MEC twists schools act to fit her agenda
THERE is no doubt that the MEC’s response to my letter in the Cape Argus is shocking. Her letter is not a lesson in law, but rather how one can exploit and twist the law for one’s benefit. Her approach goes against the spirit of the law.
I maintain that the SA Schools Act (Sasa) has the education of all pupils at heart. Any loopholes in it should not be exploited. The MEC has found loopholes in the existing Sasa framework allowing her to perpetuate her apartheid like practices. A case in point is her recent handling of the Rustenburg Girls’ Junior School debacle.
Her remark about my reference to section 23(9) of Sasa is misplaced. This section deals with members of governing bodies at ORDINARY PUBLIC SCHOOLS. The next section deals with schools for pupils with special needs.

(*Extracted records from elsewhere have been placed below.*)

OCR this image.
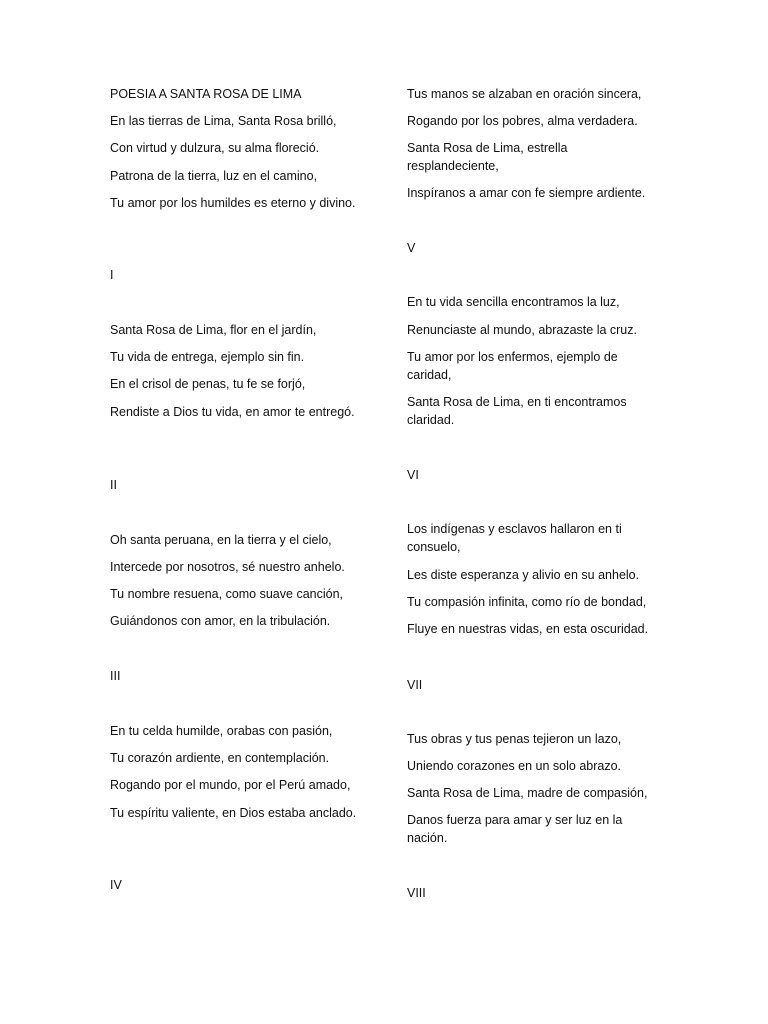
POESIA A SANTA ROSA DE LIMA
En las tierras de Lima, Santa Rosa brilló,
Con virtud y dulzura, su alma floreció.
Patrona de la tierra, luz en el camino,
Tu amor por los humildes es eterno y divino.
I
Santa Rosa de Lima, flor en el jardín,
Tu vida de entrega, ejemplo sin fin.
En el crisol de penas, tu fe se forjó,
Rendiste a Dios tu vida, en amor te entregó.
II
Oh santa peruana, en la tierra y el cielo,
Intercede por nosotros, sé nuestro anhelo.
Tu nombre resuena, como suave canción,
Guiándonos con amor, en la tribulación.
III
En tu celda humilde, orabas con pasión,
Tu corazón ardiente, en contemplación.
Rogando por el mundo, por el Perú amado,
Tu espíritu valiente, en Dios estaba anclado.
IV
Tus manos se alzaban en oración sincera,
Rogando por los pobres, alma verdadera.
Santa Rosa de Lima, estrella resplandeciente,
Inspíranos a amar con fe siempre ardiente.
V
En tu vida sencilla encontramos la luz,
Renunciaste al mundo, abrazaste la cruz.
Tu amor por los enfermos, ejemplo de caridad,
Santa Rosa de Lima, en ti encontramos claridad.
VI
Los indígenas y esclavos hallaron en ti consuelo,
Les diste esperanza y alivio en su anhelo.
Tu compasión infinita, como río de bondad,
Fluye en nuestras vidas, en esta oscuridad.
VII
Tus obras y tus penas tejieron un lazo,
Uniendo corazones en un solo abrazo.
Santa Rosa de Lima, madre de compasión,
Danos fuerza para amar y ser luz en la nación.
VIII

Hence my statement that any public school has reference to any ordinary public school and excludes special needs school. She should look closely at the act.

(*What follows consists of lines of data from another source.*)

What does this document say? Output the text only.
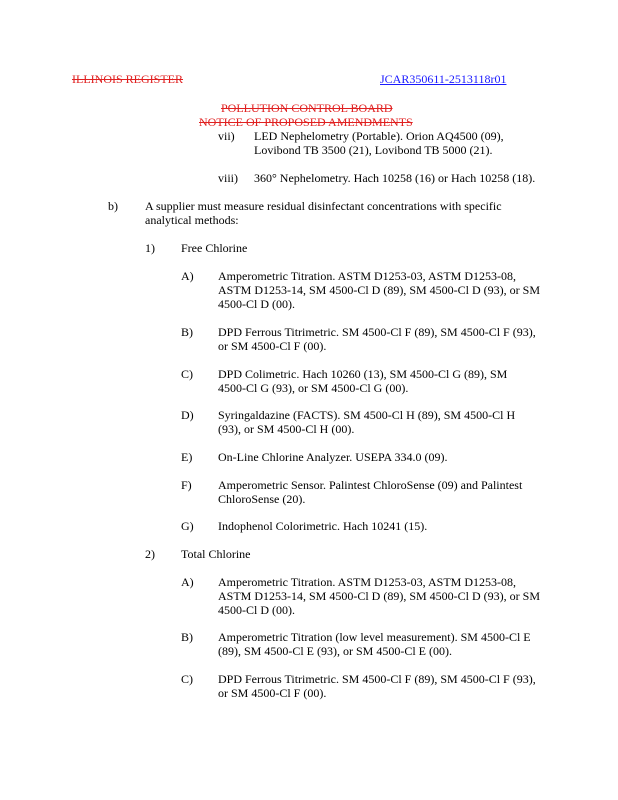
ILLINOIS REGISTER	JCAR350611-2513118r01
POLLUTION CONTROL BOARD
NOTICE OF PROPOSED AMENDMENTS
vii) LED Nephelometry (Portable). Orion AQ4500 (09),
Lovibond TB 3500 (21), Lovibond TB 5000 (21).
viii) 360° Nephelometry. Hach 10258 (16) or Hach 10258 (18).
b) A supplier must measure residual disinfectant concentrations with specific
analytical methods:
1) Free Chlorine
A) Amperometric Titration. ASTM D1253-03, ASTM D1253-08,
ASTM D1253-14, SM 4500-Cl D (89), SM 4500-Cl D (93), or SM
4500-Cl D (00).
B) DPD Ferrous Titrimetric. SM 4500-Cl F (89), SM 4500-Cl F (93),
or SM 4500-Cl F (00).
C) DPD Colimetric. Hach 10260 (13), SM 4500-Cl G (89), SM
4500-Cl G (93), or SM 4500-Cl G (00).
D) Syringaldazine (FACTS). SM 4500-Cl H (89), SM 4500-Cl H
(93), or SM 4500-Cl H (00).
E) On-Line Chlorine Analyzer. USEPA 334.0 (09).
F) Amperometric Sensor. Palintest ChloroSense (09) and Palintest
ChloroSense (20).
G) Indophenol Colorimetric. Hach 10241 (15).
2) Total Chlorine
A) Amperometric Titration. ASTM D1253-03, ASTM D1253-08,
ASTM D1253-14, SM 4500-Cl D (89), SM 4500-Cl D (93), or SM
4500-Cl D (00).
B) Amperometric Titration (low level measurement). SM 4500-Cl E
(89), SM 4500-Cl E (93), or SM 4500-Cl E (00).
C) DPD Ferrous Titrimetric. SM 4500-Cl F (89), SM 4500-Cl F (93),
or SM 4500-Cl F (00).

Her remark that collaboration schools and donor funded schools are different governance models for public schools is also misplaced since any ordinary public school is governed by section 23(9).
Sasa does not provide a framework for any school other than ordinary, special needs or private or independent schools. If collaboration schools fall within the public school domain, then 23(9) applies to it.
I hope readers can read between the lines and question her motive for introducing collaboration funded schools.
Is this another ploy of creating cheaper privately-funded schools using taxpayers money where the funders have a great say in management? You be the judge.